La plateforme de services à domicile Wecasa a également décidé de “soutenir son réseau d’indépendants pour leur ramener de la trésorerie d’avance” , explique Pierre André co-fondateur de l’entreprise, et permet aux clients de "pré-commander" des prestations. L’opération, lancée dès l’annonce du confinement, semble plutôt bien marcher. “Les tickets moyens vont de 10 à 400 euros avec une moyenne de 100 euros” . Des sommes plutôt élevées qui témoignent de l'engagement des Français·es et s’expliquent par la cible visée. “Nous nous adressons plutôt à nos clients habituels, qui ont déjà fait appel plusieurs fois au même prestataire, c’est là que la solidarité prend tout son sens” , explique Pierre André. Wecasa participe à l’effort en ne prenant aucune commission sur les prestations pré-réglées. 

Livraison post-confinement et circuit-court : les habitués sollicités

Le site de prêt-à-porter Make My Lemonade a choisi un autre biais, celui de la livraison post-confinement. “Toute la logistique a été arrêtée en moins de 24 heures. Nous voulions être solidaire avec le personnel soignant, c’est pourquoi nous avons décidé d’arrêter les livraisons” , explique Simoné Eusebio, directeur de la communication et des partenariats. D’autant que la jeune marque ne commercialise pas de produits de première nécessité,  et préfère donc laisser la priorité à d’autres secteurs. Les clients de la marque pourront donc continuer à passer leurs commandes et seront livrés dès la fin du confinement. Une manière de limiter l’impact de la fermeture de sa boutique parisienne.
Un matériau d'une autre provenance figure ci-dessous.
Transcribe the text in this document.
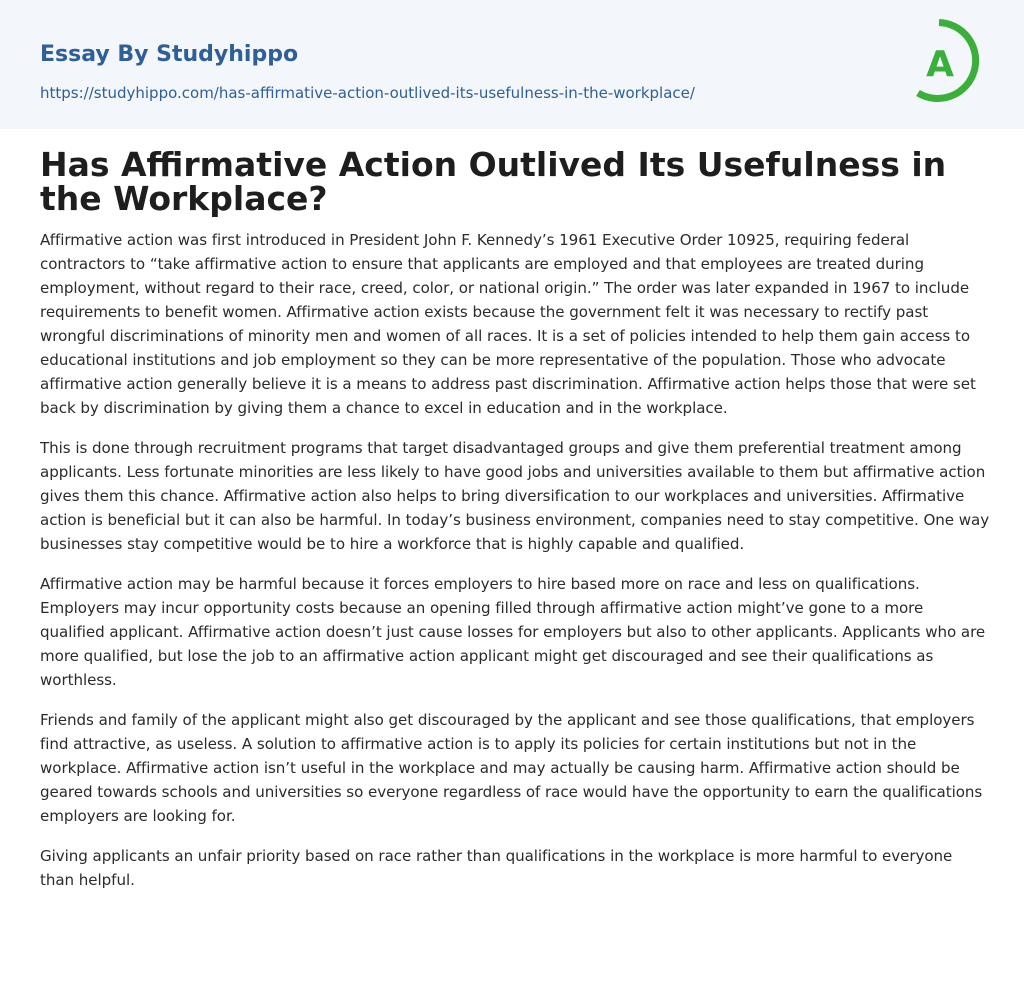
Essay By Studyhippo
https://studyhippo.com/has-affirmative-action-outlived-its-usefulness-in-the-workplace/
A
Has Affirmative Action Outlived Its Usefulness in the Workplace?

Affirmative action was first introduced in President John F. Kennedy’s 1961 Executive Order 10925, requiring federal contractors to “take affirmative action to ensure that applicants are employed and that employees are treated during employment, without regard to their race, creed, color, or national origin.” The order was later expanded in 1967 to include requirements to benefit women. Affirmative action exists because the government felt it was necessary to rectify past wrongful discriminations of minority men and women of all races. It is a set of policies intended to help them gain access to educational institutions and job employment so they can be more representative of the population. Those who advocate affirmative action generally believe it is a means to address past discrimination. Affirmative action helps those that were set back by discrimination by giving them a chance to excel in education and in the workplace.

This is done through recruitment programs that target disadvantaged groups and give them preferential treatment among applicants. Less fortunate minorities are less likely to have good jobs and universities available to them but affirmative action gives them this chance. Affirmative action also helps to bring diversification to our workplaces and universities. Affirmative action is beneficial but it can also be harmful. In today’s business environment, companies need to stay competitive. One way businesses stay competitive would be to hire a workforce that is highly capable and qualified.

Affirmative action may be harmful because it forces employers to hire based more on race and less on qualifications. Employers may incur opportunity costs because an opening filled through affirmative action might’ve gone to a more qualified applicant. Affirmative action doesn’t just cause losses for employers but also to other applicants. Applicants who are more qualified, but lose the job to an affirmative action applicant might get discouraged and see their qualifications as worthless.

Friends and family of the applicant might also get discouraged by the applicant and see those qualifications, that employers find attractive, as useless. A solution to affirmative action is to apply its policies for certain institutions but not in the workplace. Affirmative action isn’t useful in the workplace and may actually be causing harm. Affirmative action should be geared towards schools and universities so everyone regardless of race would have the opportunity to earn the qualifications employers are looking for.

Giving applicants an unfair priority based on race rather than qualifications in the workplace is more harmful to everyone than helpful.
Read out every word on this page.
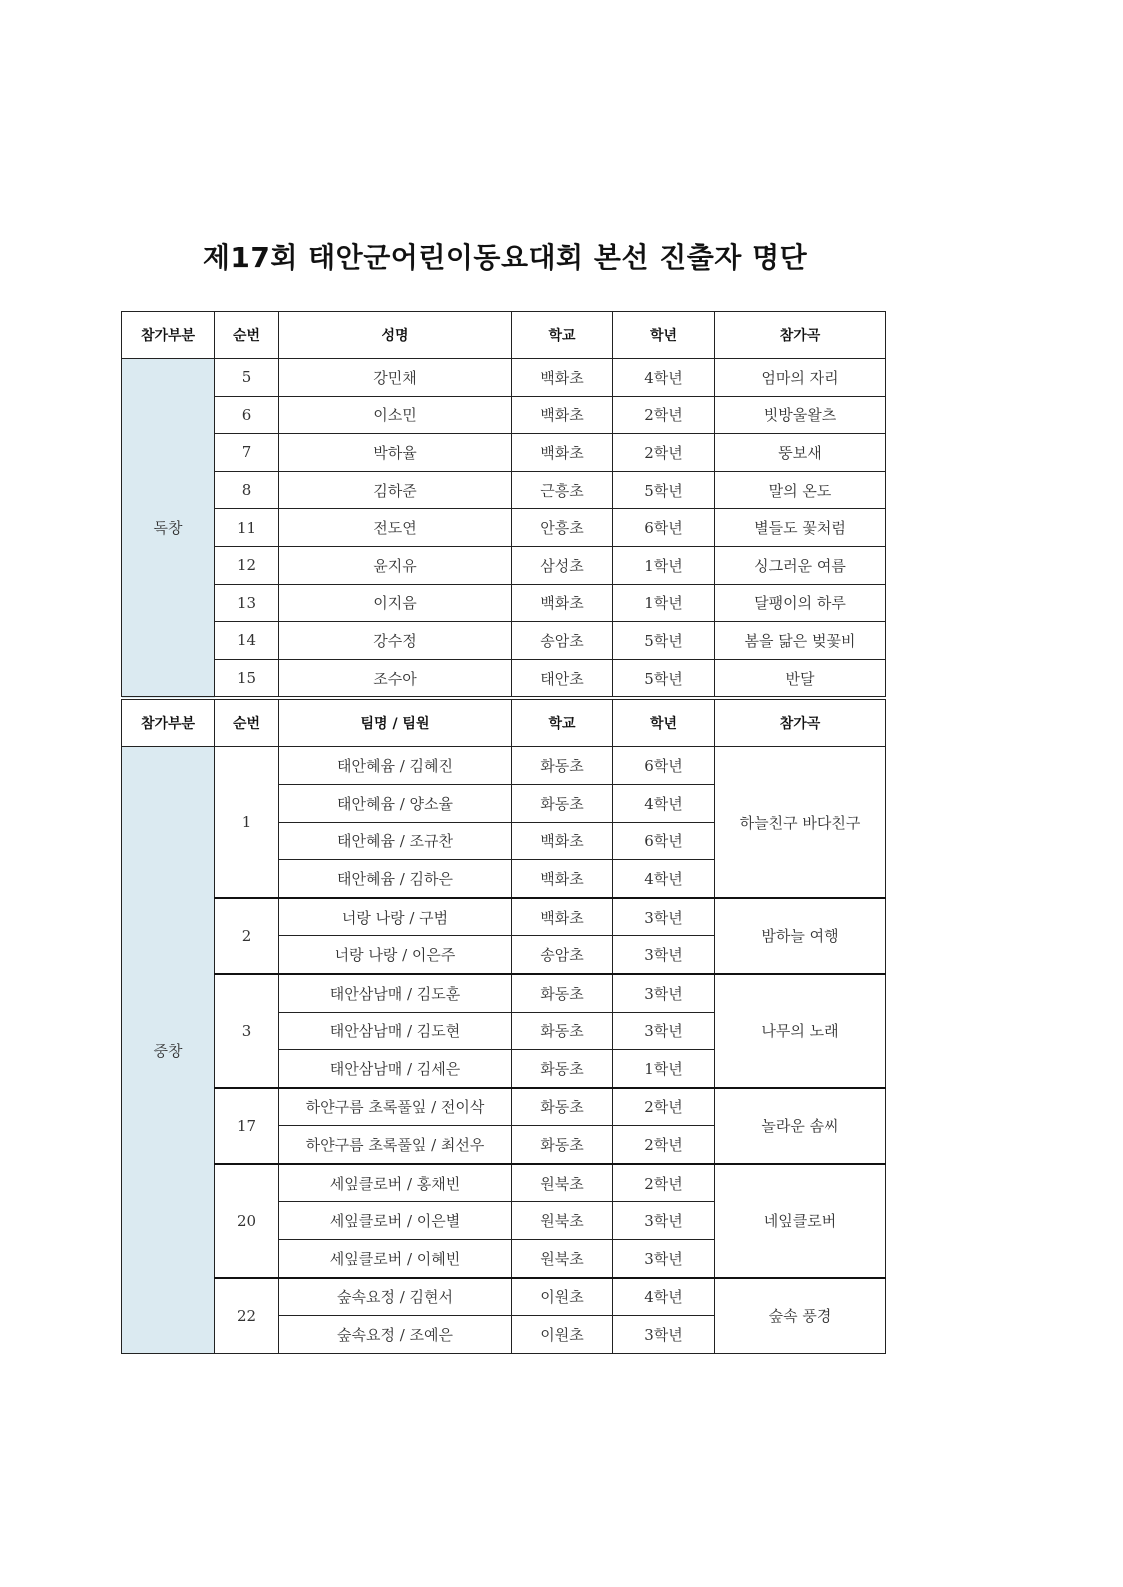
제17회 태안군어린이동요대회 본선 진출자 명단
참가부분	순번	성명	학교	학년	참가곡
독창	5	강민채	백화초	4학년	엄마의 자리
	6	이소민	백화초	2학년	빗방울왈츠
	7	박하율	백화초	2학년	뚱보새
	8	김하준	근흥초	5학년	말의 온도
	11	전도연	안흥초	6학년	별들도 꽃처럼
	12	윤지유	삼성초	1학년	싱그러운 여름
	13	이지음	백화초	1학년	달팽이의 하루
	14	강수정	송암초	5학년	봄을 닮은 벚꽃비
	15	조수아	태안초	5학년	반달
참가부분	순번	팀명 / 팀원	학교	학년	참가곡
중창	1	태안혜윰 / 김혜진	화동초	6학년	하늘친구 바다친구
		태안혜윰 / 양소율	화동초	4학년	
		태안혜윰 / 조규찬	백화초	6학년	
		태안혜윰 / 김하은	백화초	4학년	
	2	너랑 나랑 / 구범	백화초	3학년	밤하늘 여행
		너랑 나랑 / 이은주	송암초	3학년	
	3	태안삼남매 / 김도훈	화동초	3학년	나무의 노래
		태안삼남매 / 김도현	화동초	3학년	
		태안삼남매 / 김세은	화동초	1학년	
	17	하얀구름 초록풀잎 / 전이삭	화동초	2학년	놀라운 솜씨
		하얀구름 초록풀잎 / 최선우	화동초	2학년	
	20	세잎클로버 / 홍채빈	원북초	2학년	네잎클로버
		세잎클로버 / 이은별	원북초	3학년	
		세잎클로버 / 이혜빈	원북초	3학년	
	22	숲속요정 / 김현서	이원초	4학년	숲속 풍경
		숲속요정 / 조예은	이원초	3학년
La filière horticole n’échappe pas non plus à la crise. Depuis le début du confinement, elle a connu une baisse de ses ventes de 86% selon Valhor, l’organisation interprofessionnelle qui rassemble les professionnels de l'horticulture, de la fleuristerie et du paysage. Fleurs d’Ici, société à mission qui a pour but de valoriser la filière, propose à tous les fleuristes qui le désirent d’utiliser son application de ventes en circuit-court. Celle-ci permet ainsi de relier les acteurs et de favoriser la production française. Les livraisons se font suivant un protocole évitant les relations, ce qui limite les risques de contamination. 

Pour aider les petits commerçants et les agriculteurs à vendre leurs productions, le site de livraison Epicery a décidé d’ouvrir son application à tous les commerçants qui le souhaitent. Aucune commission n’est prise sur les ventes, ces derniers doivent seulement payer les frais de livraison et de paiement en ligne.  Du côté de Rungis, les livraisons aussi s’organisent dans la capitale depuis quelques jours maintenant avec le site officiel RungisLivreChezVous. La vente en ligne, souvent mise de côté pour les commerçants de proximité apparait aujourd’hui comme une véritable solution de secours et comme le seul moyen de survivre durant ce confinement à durée indéterminée. 

Too Good To Go, la startup qui lutte contre le gaspillage alimentaire et tente de sauver les invendus à tout prix, a également décidé de venir en aide aux commerçants. Elle propose désormais à la vente des paniers de ravitaillement composés de produits alimentaires. Le "panier Le Nécessaire", d'une valeur de 30 à 50 euros, est disponible dans les enseignes Monoprix, Intermarché, Sytème U et à la Grande Epicerie. Il permet de réduire les sorties des citoyen.nes. Le panier "Solidarité" vise à aider les commerçants de quartier qui ne possèdent pas de service de livraison à vendre leurs produits. La commande est réservée et payée via l'application, il suffit ensuite d'aller la récupérer chez son primeur, par exemple.

Le 9 mars dernier, le Secrétaire d’Etat au Numérique lançait un appel aux porteurs de projets de solutions numériques, qui a, semble t-il, été bien reçu. Les propositions se multiplient pour aider les commerçants à trouver, si ce n’est un second souffle, au moins un peu d’air pour éviter l’asphyxie de leur trésorerie avant même la fin de la crise.